When my husband, Lance, walks in the door that night, I am ecstatic that the sniper did not kill him on the way home.
“You’re alive!” I scream, pouncing on him.
“Well, you are easy to please!” he chuckles.
He does not seem to realize that he has cheated death, for now. But if the sniper doesn’t slay him, the corporate world eventually might. He looks so tired—the long commutes, the business travel, the interminable evenings at the office are wearing him down.
“I can’t wait to get out of here,” he says quietly. “Everything will be better in California.”
In a few months we are moving to a little ski town in the mountains of Northern California. I know that life will be safer and simpler there for us, and most importantly, for Wilson. I want him to grow up knowing his neighbors, not fearing that someone is going to shoot him while he is walking to school or bomb his home one random afternoon.

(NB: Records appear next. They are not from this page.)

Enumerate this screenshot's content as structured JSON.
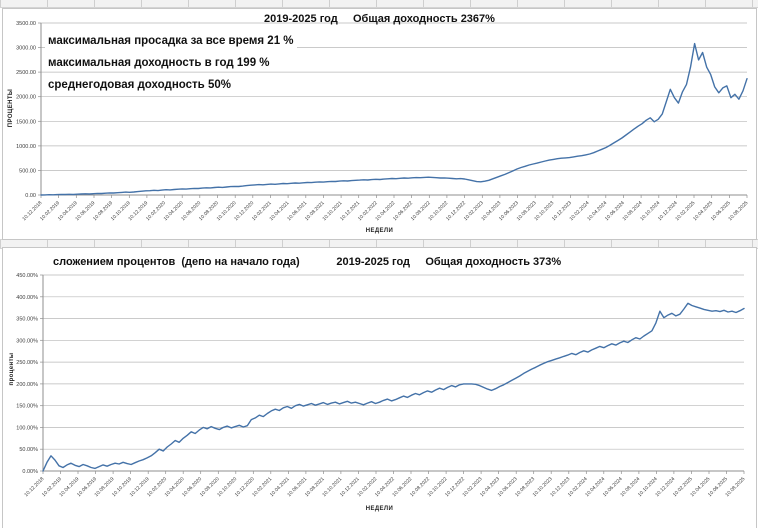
{
  "accent_color": "#4472A8",
  "chart_data": [
    {
      "type": "line",
      "title": "2019-2025 год     Общая доходность 2367%",
      "annotations": [
        "максимальная просадка за все время 21 %",
        "максимальная доходность в год 199 %",
        "среднегодовая доходность 50%"
      ],
      "ylabel": "ПРОЦЕНТЫ",
      "xlabel": "НЕДЕЛИ",
      "ylim": [
        0,
        3500
      ],
      "grid": true,
      "legend": null,
      "line_color": "#4472A8",
      "y_tick_labels": [
        "3500.00",
        "3000.00",
        "2500.00",
        "2000.00",
        "1500.00",
        "1000.00",
        "500.00",
        "0.00"
      ],
      "x_labels": [
        "10.12.2018",
        "10.02.2019",
        "10.04.2019",
        "10.06.2019",
        "10.08.2019",
        "10.10.2019",
        "10.12.2019",
        "10.02.2020",
        "10.04.2020",
        "10.06.2020",
        "10.08.2020",
        "10.10.2020",
        "10.12.2020",
        "10.02.2021",
        "10.04.2021",
        "10.06.2021",
        "10.08.2021",
        "10.10.2021",
        "10.12.2021",
        "10.02.2022",
        "10.04.2022",
        "10.06.2022",
        "10.08.2022",
        "10.10.2022",
        "10.12.2022",
        "10.02.2023",
        "10.04.2023",
        "10.06.2023",
        "10.08.2023",
        "10.10.2023",
        "10.12.2023",
        "10.02.2024",
        "10.04.2024",
        "10.06.2024",
        "10.08.2024",
        "10.10.2024",
        "10.12.2024",
        "10.02.2025",
        "10.04.2025",
        "10.06.2025",
        "10.08.2025"
      ],
      "values": [
        0,
        3,
        6,
        4,
        8,
        12,
        10,
        14,
        11,
        16,
        20,
        24,
        21,
        27,
        32,
        30,
        36,
        42,
        40,
        46,
        52,
        58,
        55,
        62,
        70,
        78,
        85,
        88,
        95,
        90,
        100,
        108,
        104,
        112,
        118,
        124,
        120,
        128,
        135,
        132,
        140,
        147,
        144,
        152,
        158,
        155,
        163,
        170,
        176,
        172,
        182,
        192,
        200,
        205,
        212,
        208,
        216,
        222,
        218,
        226,
        233,
        230,
        238,
        244,
        240,
        248,
        255,
        252,
        260,
        266,
        263,
        270,
        277,
        274,
        282,
        288,
        285,
        293,
        300,
        304,
        310,
        306,
        314,
        320,
        316,
        324,
        330,
        336,
        332,
        340,
        346,
        342,
        350,
        355,
        352,
        358,
        362,
        358,
        352,
        345,
        348,
        342,
        336,
        330,
        333,
        325,
        310,
        290,
        272,
        268,
        280,
        300,
        330,
        360,
        390,
        420,
        455,
        490,
        530,
        560,
        585,
        610,
        630,
        650,
        672,
        692,
        710,
        725,
        738,
        748,
        755,
        762,
        775,
        790,
        800,
        815,
        835,
        860,
        895,
        930,
        965,
        1010,
        1060,
        1110,
        1160,
        1220,
        1280,
        1340,
        1400,
        1450,
        1520,
        1570,
        1490,
        1540,
        1650,
        1900,
        2150,
        1980,
        1870,
        2100,
        2250,
        2600,
        3080,
        2750,
        2900,
        2600,
        2450,
        2200,
        2080,
        2180,
        2220,
        1980,
        2050,
        1950,
        2120,
        2367
      ]
    },
    {
      "type": "line",
      "title": "сложением процентов  (депо на начало года)            2019-2025 год     Общая доходность 373%",
      "ylabel": "проценты",
      "xlabel": "НЕДЕЛИ",
      "ylim": [
        0,
        450
      ],
      "grid": true,
      "legend": null,
      "line_color": "#4472A8",
      "y_tick_labels": [
        "450.00%",
        "400.00%",
        "350.00%",
        "300.00%",
        "250.00%",
        "200.00%",
        "150.00%",
        "100.00%",
        "50.00%",
        "0.00%"
      ],
      "x_labels": [
        "10.12.2018",
        "10.02.2019",
        "10.04.2019",
        "10.06.2019",
        "10.08.2019",
        "10.10.2019",
        "10.12.2019",
        "10.02.2020",
        "10.04.2020",
        "10.06.2020",
        "10.08.2020",
        "10.10.2020",
        "10.12.2020",
        "10.02.2021",
        "10.04.2021",
        "10.06.2021",
        "10.08.2021",
        "10.10.2021",
        "10.12.2021",
        "10.02.2022",
        "10.04.2022",
        "10.06.2022",
        "10.08.2022",
        "10.10.2022",
        "10.12.2022",
        "10.02.2023",
        "10.04.2023",
        "10.06.2023",
        "10.08.2023",
        "10.10.2023",
        "10.12.2023",
        "10.02.2024",
        "10.04.2024",
        "10.06.2024",
        "10.08.2024",
        "10.10.2024",
        "10.12.2024",
        "10.02.2025",
        "10.04.2025",
        "10.06.2025",
        "10.08.2025"
      ],
      "values": [
        0,
        20,
        35,
        25,
        12,
        8,
        14,
        18,
        13,
        10,
        15,
        12,
        8,
        6,
        10,
        14,
        11,
        15,
        18,
        16,
        20,
        17,
        15,
        19,
        23,
        26,
        30,
        35,
        42,
        50,
        46,
        55,
        62,
        70,
        66,
        75,
        82,
        90,
        86,
        94,
        100,
        97,
        102,
        98,
        95,
        100,
        103,
        99,
        102,
        105,
        101,
        104,
        118,
        122,
        128,
        125,
        132,
        138,
        142,
        139,
        145,
        148,
        144,
        150,
        153,
        149,
        152,
        155,
        151,
        154,
        157,
        153,
        156,
        158,
        154,
        157,
        160,
        156,
        158,
        155,
        152,
        156,
        159,
        155,
        158,
        162,
        165,
        161,
        164,
        168,
        172,
        169,
        174,
        178,
        175,
        180,
        184,
        181,
        186,
        190,
        187,
        192,
        196,
        193,
        198,
        200,
        200,
        200,
        199,
        196,
        192,
        188,
        185,
        189,
        194,
        198,
        203,
        208,
        213,
        218,
        224,
        229,
        234,
        238,
        243,
        247,
        251,
        254,
        257,
        260,
        263,
        266,
        270,
        267,
        272,
        276,
        273,
        278,
        282,
        286,
        283,
        288,
        292,
        289,
        294,
        298,
        295,
        301,
        306,
        303,
        310,
        316,
        322,
        340,
        367,
        352,
        358,
        362,
        356,
        360,
        372,
        385,
        380,
        377,
        374,
        371,
        369,
        367,
        368,
        366,
        369,
        365,
        367,
        364,
        368,
        373
      ]
    }
  ]
}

I can’t wait to live in a small town that Osama Bin Laden has never heard of. Who would set off a dirty bomb in a town with a population of 14,000? In Truckee? There are no high rises for planes to crash into, and the only public transportation to target is a little van that shuttles residents to the ski slopes. We will be safe there, I just know it.
I put the TV on mute. Wolf Blitzer mouths something and looks invigorated. It’s as if the constant stream of adrenaline the terrorist threats supply makes him a little high and he likes it. I suspect that I, too, am addicted to the drama of it all. The buzz of fear I feel when I see a new video released by Al Qaeda. The bearded men in their turbans talking about how happy they will be when they kill us all, about how we should watch our backs because they are planning something even bigger and more horrible than 9/11. They want to scare me. And it works.

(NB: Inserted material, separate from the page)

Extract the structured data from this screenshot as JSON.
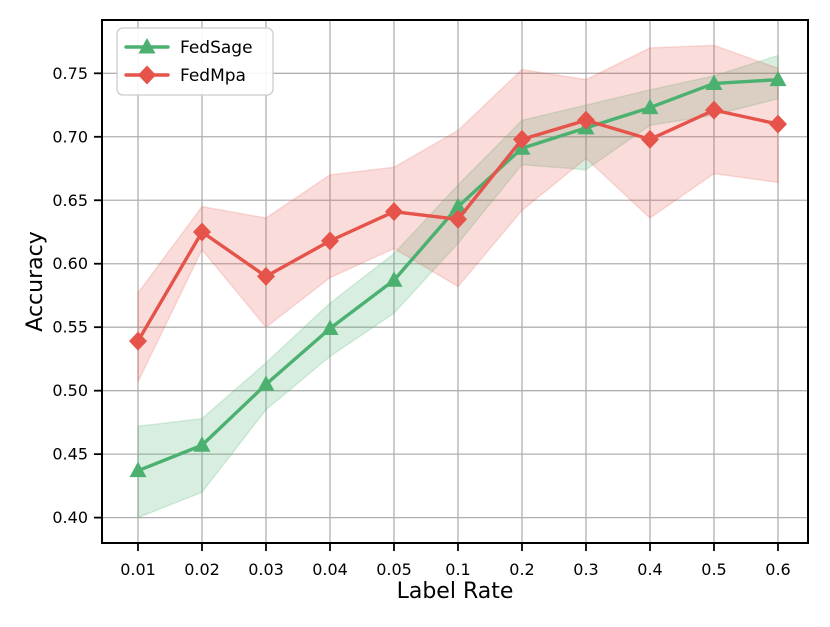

To the terrorists I am a target. To CNN I am a target of a different sort: a viewer. The anchors and the terrorists have a symbiotic relationship. If the terrorists did not have a 24-hour simulcast megaphone, their ability to frighten would be drastically reduced. If the anchors didn’t have frightening news to, report their audience would be greatly reduced.
I vow to keep the TV turned off tomorrow. I am going to tune out the noise: the anchor chatter, the terrorist chatter, all of it. No matter how bored, how desperate I become, I am going to quit CNN and fear, cold turkey. Maybe I will run over to Rite-Aid and check on Rita’s gout. Now that’s scary.